NEW YORK, Nov 30 (Reuters) - There is a very strong commitment to ensure the euro area will not break up, the EU’s top economics official said on Friday, calling those speculating on an exit of Greece “behind the curve”.
EU Economic and Monetary Affairs Commissioner Olli Rehn called the deal reached earlier this week to reduce Greece’s debt burden a major milestone.

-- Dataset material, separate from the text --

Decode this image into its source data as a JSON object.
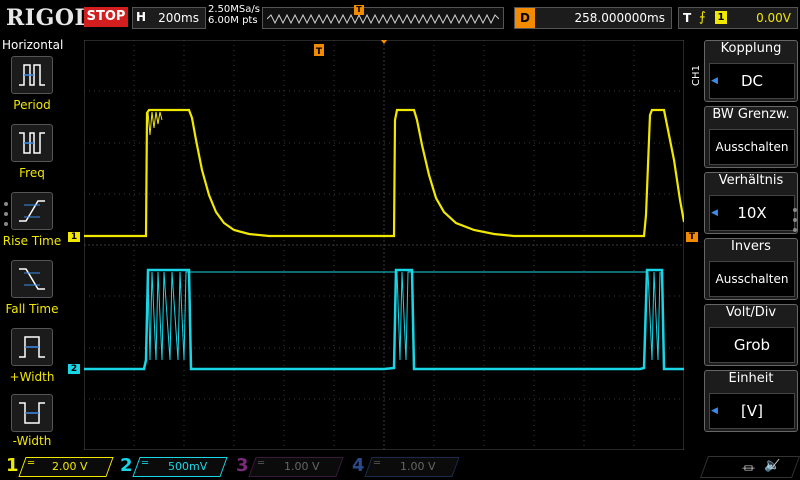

He also highlighted that euro zone finance ministers are committed to further reducing Athens’ debt if necessary once it has achieved a primary budget surplus, which is forecast for 2016.
“This shows the euro zone is practicing what it preaches when we say that we are ready to do whatever it takes to ensure the sustainability and irreversibility of the euro,” said Rehn during a briefing with reporters in New York.
“Those who now speculate about the ‘Grexit’ are in fact behind the curve,” he later added.
Rehn declined to give an explicit target figure for Greece’s bond buyback plan with private investors, which is a key part of the country’s aid deal.
Greece aims to cut its overall indebtedness by buying back bonds for less than it would have to pay if its creditors held them to maturity
The euro zone is hoping Greece will be able to repurchase at least 40 billion euros of its own bonds in a buyback operation with private investors, two euro zone officials said on Friday.
Rehn also did not comment on a question as to whether debt-burdened Spain will need a bailout, saying the framework for aid is there for once a request is made by any country.
The European Central Bank’s bond-buying program, unveiled in early September, aims to support troubled countries such as Spain by reducing their borrowing costs, provided they request aid and submit to strict policy conditions and monitoring.
Spain has delayed requesting a bailout after the announcement of the program alone helped to bring debt costs sharply down.